Wednesday evening there was a party at the marina. Many of the boats participating in the Sail Malaysia Rally are berthed here in Puteri and in Danga Bay Marina. They were supposed to depart on 1 Nov but many still have not yet departed to sail up the western coast of Malaysia. They do not stay together and instead tend to follow their own schedules. Several of those cruisers play musical instruments and they wanted to get together Wednesday night for a jam session. So the marina quickly put together a potluck dinner. They provided the grilled meats, salad, juice drinks, plates, cutlery and napkins. All for free. And they brought in a local band for some real music. The cruisers had their fun playing music but weren't very good. Then the local band played and they were much better than the cruisers. One band member looked like he was a Willie Nelson wannabee. We really liked him.
The predominant religion in Malaysia is Islam. Bill said he likes the local version of Muslim-light. Women have a choice whether or not to wear a hijab. Women drive cars and scooters. We haven't seen any women covered head-to-toe but would guess about half the women do wear hijabs. It seems odd to see a woman in tight jeans driving a motor-scooter and wearing a hijab on her head. They look happy and joke around just like women in the western countries.

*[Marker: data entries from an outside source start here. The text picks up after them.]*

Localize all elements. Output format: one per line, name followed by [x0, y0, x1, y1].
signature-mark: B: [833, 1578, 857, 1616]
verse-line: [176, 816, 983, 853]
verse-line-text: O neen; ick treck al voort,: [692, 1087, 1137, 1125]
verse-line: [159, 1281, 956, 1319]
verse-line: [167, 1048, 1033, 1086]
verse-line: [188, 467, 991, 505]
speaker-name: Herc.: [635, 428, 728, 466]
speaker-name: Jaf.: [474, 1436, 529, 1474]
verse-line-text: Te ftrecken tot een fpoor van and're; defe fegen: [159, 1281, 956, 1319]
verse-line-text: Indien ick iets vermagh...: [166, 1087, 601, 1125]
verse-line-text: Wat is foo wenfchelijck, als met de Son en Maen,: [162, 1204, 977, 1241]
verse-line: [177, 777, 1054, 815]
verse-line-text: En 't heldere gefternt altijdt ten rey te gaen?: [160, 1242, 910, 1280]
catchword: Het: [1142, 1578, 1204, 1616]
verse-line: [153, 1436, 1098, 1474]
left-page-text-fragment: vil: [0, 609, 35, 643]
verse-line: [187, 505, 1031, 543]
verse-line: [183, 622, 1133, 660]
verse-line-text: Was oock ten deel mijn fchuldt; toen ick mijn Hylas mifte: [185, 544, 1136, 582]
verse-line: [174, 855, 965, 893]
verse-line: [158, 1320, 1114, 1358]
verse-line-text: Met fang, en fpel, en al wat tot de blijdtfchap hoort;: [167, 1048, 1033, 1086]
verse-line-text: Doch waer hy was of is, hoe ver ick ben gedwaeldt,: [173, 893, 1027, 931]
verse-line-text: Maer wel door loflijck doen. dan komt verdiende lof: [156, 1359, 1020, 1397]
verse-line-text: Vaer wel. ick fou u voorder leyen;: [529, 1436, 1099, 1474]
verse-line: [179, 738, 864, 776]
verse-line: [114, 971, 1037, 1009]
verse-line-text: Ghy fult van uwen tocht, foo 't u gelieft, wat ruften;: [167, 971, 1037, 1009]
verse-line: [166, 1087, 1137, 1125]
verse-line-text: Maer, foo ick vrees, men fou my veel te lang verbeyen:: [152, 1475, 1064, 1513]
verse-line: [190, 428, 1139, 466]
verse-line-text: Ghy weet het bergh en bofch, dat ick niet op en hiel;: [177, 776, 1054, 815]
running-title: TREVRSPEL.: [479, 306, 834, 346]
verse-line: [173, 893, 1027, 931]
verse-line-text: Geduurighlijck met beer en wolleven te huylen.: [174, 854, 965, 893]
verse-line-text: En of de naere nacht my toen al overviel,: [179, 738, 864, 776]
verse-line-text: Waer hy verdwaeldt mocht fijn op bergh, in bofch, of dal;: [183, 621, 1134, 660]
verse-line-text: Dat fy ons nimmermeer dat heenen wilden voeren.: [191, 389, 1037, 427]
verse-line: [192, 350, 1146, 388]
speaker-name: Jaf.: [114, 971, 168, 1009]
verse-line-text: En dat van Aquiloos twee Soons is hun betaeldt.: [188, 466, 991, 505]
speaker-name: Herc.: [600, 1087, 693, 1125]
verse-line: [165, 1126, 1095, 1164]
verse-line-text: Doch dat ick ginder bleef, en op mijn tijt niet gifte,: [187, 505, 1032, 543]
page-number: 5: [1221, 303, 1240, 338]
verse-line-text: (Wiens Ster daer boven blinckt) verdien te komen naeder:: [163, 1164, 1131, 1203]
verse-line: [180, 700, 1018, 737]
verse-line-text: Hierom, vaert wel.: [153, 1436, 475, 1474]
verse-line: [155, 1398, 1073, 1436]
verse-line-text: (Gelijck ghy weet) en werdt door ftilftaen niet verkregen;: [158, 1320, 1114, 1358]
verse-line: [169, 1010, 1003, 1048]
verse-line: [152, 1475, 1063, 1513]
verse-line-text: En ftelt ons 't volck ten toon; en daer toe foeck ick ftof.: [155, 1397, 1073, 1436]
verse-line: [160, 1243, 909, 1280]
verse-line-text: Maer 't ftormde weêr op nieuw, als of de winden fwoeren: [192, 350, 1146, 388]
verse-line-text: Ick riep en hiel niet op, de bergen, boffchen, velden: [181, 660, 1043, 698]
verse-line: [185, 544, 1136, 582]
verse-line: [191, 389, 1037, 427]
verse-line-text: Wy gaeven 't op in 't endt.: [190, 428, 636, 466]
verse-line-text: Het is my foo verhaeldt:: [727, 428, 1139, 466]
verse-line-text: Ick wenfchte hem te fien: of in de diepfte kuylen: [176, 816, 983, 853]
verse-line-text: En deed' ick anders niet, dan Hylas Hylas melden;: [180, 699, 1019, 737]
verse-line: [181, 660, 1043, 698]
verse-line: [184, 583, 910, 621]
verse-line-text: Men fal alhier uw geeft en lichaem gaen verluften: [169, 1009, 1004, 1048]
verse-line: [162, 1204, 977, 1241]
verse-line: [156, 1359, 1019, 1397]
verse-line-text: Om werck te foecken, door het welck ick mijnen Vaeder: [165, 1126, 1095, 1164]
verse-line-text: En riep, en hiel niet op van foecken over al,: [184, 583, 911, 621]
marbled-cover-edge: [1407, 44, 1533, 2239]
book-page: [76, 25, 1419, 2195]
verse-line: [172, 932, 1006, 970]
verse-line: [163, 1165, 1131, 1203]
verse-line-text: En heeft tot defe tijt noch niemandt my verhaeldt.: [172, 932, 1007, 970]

Today we took the marina shuttle to a shopping mall. While checking out at the supermarket the man ahead of us asked if we were from the new marina. He introduced himself and offered to take us with him when he drives out to check on his plantation tomorrow. How nice of this total stranger! We plan to take him up on his offer. He explained to us that people of his generation speak English but that the younger generation does not. Malaysia had a strong British influence for many years but after gaining their independence the government stopped requiring citizens to learn the English language and stresses Malaysian in the schools now. They are also trying to stress Mandarin Chinese as being the new international language instead of English, but that program is not very successful at this point in time. I know that Mandarin Chinese is also required today in Australian public primary schools, so maybe there is something to the idea that it will be the new international language. If so, the US schools need to get on this bandwagon ASAP.
Every day there are several F-16s that fly overhead. Seems like they are going round and around Singapore. I am surprised that these fast-flying planes can turn so tightly as to encircle the island of Singapore; it isn't very big. It does seem a might silly for F-16s to be circling Singapore. Cannot imagine what purpose this could possibly serve.
It is raining. And raining. And raining. And then I bet it will rain some more. It has rained every day since we left Indonesia. Not all day most of the time, but it has rained at least part of each day. At least there isn't any lightning with today's rain, as there has been every other day.
But, ah! There it is! I hear the rumbling of thunder in the distance. The lightning should arrive soon. And it isn't even monsoon season yet.